Сергей всегда завидовал таким парням – неунывающим разгильдяям. Им всего достается больше: и хорошего, и плохого. Пожил Витька весело и беззаботно на гражданке, теперь «деды» в нем «души не чают» – цепляются по делу и без дела, а через год сам будет гонять «молодых» так, что те изменят на противоположное своё мнение о старшине-звере из учебки. И всё под одним девизом: живу – и черт со мной!
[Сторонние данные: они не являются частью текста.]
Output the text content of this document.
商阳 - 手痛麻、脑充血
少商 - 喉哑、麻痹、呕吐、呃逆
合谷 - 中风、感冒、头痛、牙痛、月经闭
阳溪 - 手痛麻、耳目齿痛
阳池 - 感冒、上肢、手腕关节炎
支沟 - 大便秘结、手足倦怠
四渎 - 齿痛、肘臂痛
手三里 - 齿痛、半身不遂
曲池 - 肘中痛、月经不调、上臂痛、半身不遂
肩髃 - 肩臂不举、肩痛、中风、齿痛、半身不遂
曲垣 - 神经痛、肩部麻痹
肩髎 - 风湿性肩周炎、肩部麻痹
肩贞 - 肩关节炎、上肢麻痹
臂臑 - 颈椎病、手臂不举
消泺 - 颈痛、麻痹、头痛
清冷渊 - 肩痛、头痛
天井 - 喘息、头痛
С наступлением темноты их сменили. Гринченко залез в тесный спальный мешок. Долго не мог к нему приспособиться, ворочался с бока на бок. И прислушивался к ночным звукам. Время от времени раздавались одиночные выстрелы, наверное, из ракетницы. В ответ начиналась перекличка шакалов, причем вытье слышалось сразу со всех сторон и приближалось, как будто хищники обложили десантников и постепенно сжимают кольцо. Однажды с гор обстреляли позиции из пулемета, а десантники дружно ответили. Сейчас поднимут, будет бой. Сергей затаил дыхание, ожидая приказ. Сам не встанет, скажет, что спал, не слышал. Рядом отрывисто, настороженно дышал Витька. Тоже ждет. Никто за ними не пришел, но Сергей не расслаблялся, боялся, что друг заговорит, придется отвечать, и голос выдаст, как страшно было ждать. Витька молчал и дышал спокойнее, почти беззвучно, не заглушая шорохи грудок земли, которые скатывались то ли по брезенту, провисшему над центром ямы, то ли по стенам на спальные мешки. Они скатывались примерно через равные промежутки времени, и создавалось впечатление, что кто-то подбирает их, кладет на край ямы, сталкивает и снова подбирает...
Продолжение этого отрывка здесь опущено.